I was brought up going to a Congregational church in the morning and a Methodist mission in the afternoon and evening. I also attended the latter a few times a week for activities. At 4 I decided that I wanted to become a missionary as a full life occupation (something Protestants can do), due to a meeting I attended. As time went on I expanded my horizons and began going to other churches. At first it wasn't that many. But circumstances made that expand considerably.

In the midst of this expansion I got to 11-years-old and began to think about the whole thing. It began with what seemed to me an obvious and simple question - "why did God make us?" My minister told me that we weren't meant to understand these things. That went over like a lead balloon. Sense told me that God wouldn't have a book as large as the Bible written just to say that we shouldn't understand things. So I went out to ask other ministers of other churches. I got the same response. Finally one minister told me that God made us because he was lonely. I thought about this and came back the next week asking, "as God has been out there forever why did he pick now to be lonely?" To this he also reverted to the "not meant to understand" routine.

During this I also became concerned about my salvation. I began to think on my Catholic friend and where the line should be drawn for whether I was doing enough of the right things to get into heaven. My minister assured me that as I was attending church and believing in Christ I would be fine. Yet my knowledge of the Bible made me know that this simplistic viewpoint wasn't what the Bible said. It talked of Christ saying that those not feeding the hungry and visiting those in jail etc wouldn't go to heaven. And that not all even doing great works and professing his name would be going to heaven.

My Congregational church minister started turning his back on me so that I couldn't ask embarrassing questions, as he shook hands at the front door. I began to see that this man had no more knowledge about God than I did. By this time I was coming toward 13. I came to decide that the only hope I had for learning the answers to my questions was to study the Bible myself. So I began to read through it, searching for understanding.

As I did so I could feel this feeling from the writers. I went to church and waited to feel this same feeling there. Sense said to me that if this feeling was in the Bible, then it ought to be in Christ's church. But I couldn't feel it. I went all over the place, from church to church searching to feel it. I thought that perhaps if I stood outside I might feel it inside. But this only made me more aware of its absence. It seemed like feeling in for it there was a vacuum of it. It was just not present at all. I would get to church 5 minutes late and stand outside for 50 minutes and leave 5 minutes before it finished.

By the time I was around 13 and a half my mother felt inspired to join the LDS church.
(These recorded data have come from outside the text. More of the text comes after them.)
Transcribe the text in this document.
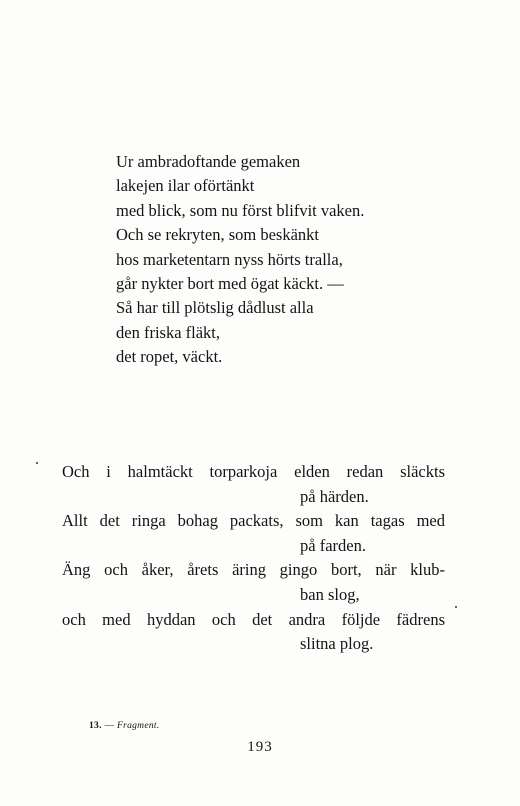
Ur ambradoftande gemaken
lakejen ilar oförtänkt
med blick, som nu först blifvit vaken.
Och se rekryten, som beskänkt
hos marketentarn nyss hörts tralla,
går nykter bort med ögat käckt. —
Så har till plötslig dådlust alla
den friska fläkt,
det ropet, väckt.
Och i halmtäckt torparkoja elden redan släckts
på härden.
Allt det ringa bohag packats, som kan tagas med
på farden.
Äng och åker, årets äring gingo bort, när klub-
ban slog,
och med hyddan och det andra följde fädrens
slitna plog.
13. — Fragment.
193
This was the first I had heard of it. And it was so far away and required so much time, I didn't go with her. Eventually I did. And for the first time I found a church that didn't have a vacuum of that feeling that came from the Bible. I was confused as it wasn't as strong (as some members have the Spirit and some don't, and its in varying degrees in people - I came to realize in time).

It was 2 years and a lot of things occurring before I joined the church. The Holy Ghost told me to join the church. I had 5 reasons why not, which he answered. I didn't want to do it, but I posed to myself that I couldn't claim to follow God, yet not follow his instruction. It was then another 4 and half years before I was really converted to Jesus Christ.
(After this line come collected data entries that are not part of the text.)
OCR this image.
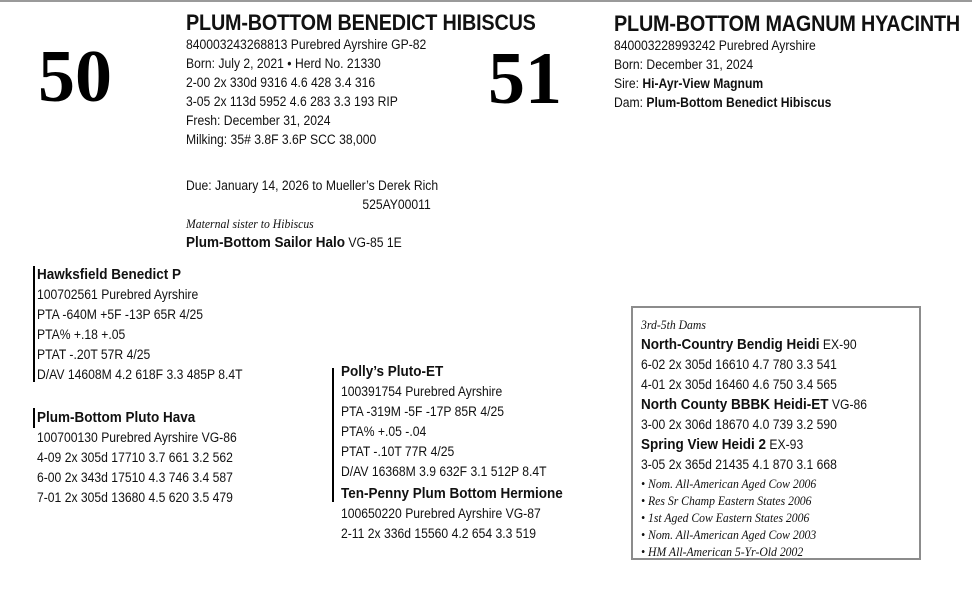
50
PLUM-BOTTOM BENEDICT HIBISCUS
840003243268813 Purebred Ayrshire GP-82
Born: July 2, 2021 • Herd No. 21330
2-00 2x 330d 9316 4.6 428 3.4 316
3-05 2x 113d 5952 4.6 283 3.3 193 RIP
Fresh: December 31, 2024
Milking: 35# 3.8F 3.6P SCC 38,000
Due: January 14, 2026 to Mueller’s Derek Rich
525AY00011
Maternal sister to Hibiscus
Plum-Bottom Sailor Halo VG-85 1E
51
PLUM-BOTTOM MAGNUM HYACINTH
840003228993242 Purebred Ayrshire
Born: December 31, 2024
Sire: Hi-Ayr-View Magnum
Dam: Plum-Bottom Benedict Hibiscus
Hawksfield Benedict P
100702561 Purebred Ayrshire
PTA -640M +5F -13P 65R 4/25
PTA% +.18 +.05
PTAT -.20T 57R 4/25
D/AV 14608M 4.2 618F 3.3 485P 8.4T
Plum-Bottom Pluto Hava
100700130 Purebred Ayrshire VG-86
4-09 2x 305d 17710 3.7 661 3.2 562
6-00 2x 343d 17510 4.3 746 3.4 587
7-01 2x 305d 13680 4.5 620 3.5 479
Polly’s Pluto-ET
100391754 Purebred Ayrshire
PTA -319M -5F -17P 85R 4/25
PTA% +.05 -.04
PTAT -.10T 77R 4/25
D/AV 16368M 3.9 632F 3.1 512P 8.4T
Ten-Penny Plum Bottom Hermione
100650220 Purebred Ayrshire VG-87
2-11 2x 336d 15560 4.2 654 3.3 519
3rd-5th Dams
North-Country Bendig Heidi EX-90
6-02 2x 305d 16610 4.7 780 3.3 541
4-01 2x 305d 16460 4.6 750 3.4 565
North County BBBK Heidi-ET VG-86
3-00 2x 306d 18670 4.0 739 3.2 590
Spring View Heidi 2 EX-93
3-05 2x 365d 21435 4.1 870 3.1 668
• Nom. All-American Aged Cow 2006
• Res Sr Champ Eastern States 2006
• 1st Aged Cow Eastern States 2006
• Nom. All-American Aged Cow 2003
• HM All-American 5-Yr-Old 2002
Who I can thank (apart from God, of course) for this particular aspect of my conversion - 2 missionaries who used the Spirit and answered my Biblical objections. All the other missionaries just said, "read the Book of Mormon and pray about it." A senseless statement to a person with real objections to the book and teachings of the church. I would thank my mother for teaching me to honor Jesus Christ. And I would thank the scout master for making me feel I had a friend in the church. I suppose I could also thank all those ignorant Protestant ministers for driving me to the Bible for answers.

My spiritual hero would be better made plural, as otherwise "Heavenly Father" would be the answer; and I don't think that would tell you much. - Adam, Enoch, Noah, Abraham, Moses, Samuel, Elijah, John the Baptist, Nephi, Mormon, Moroni, the Nephi and Lehi who were brothers a bit before Christ came (the most unsung heroes of Scripture IMO - Hel 5), Jesus Christ (of course), King Benjamin, Joseph Smith, Brigham Young, Joseph F. Smith, the Brother of Jared, Peter, James, John and Matthew. Not in that order.

I will write on all the other questions you have asked in time.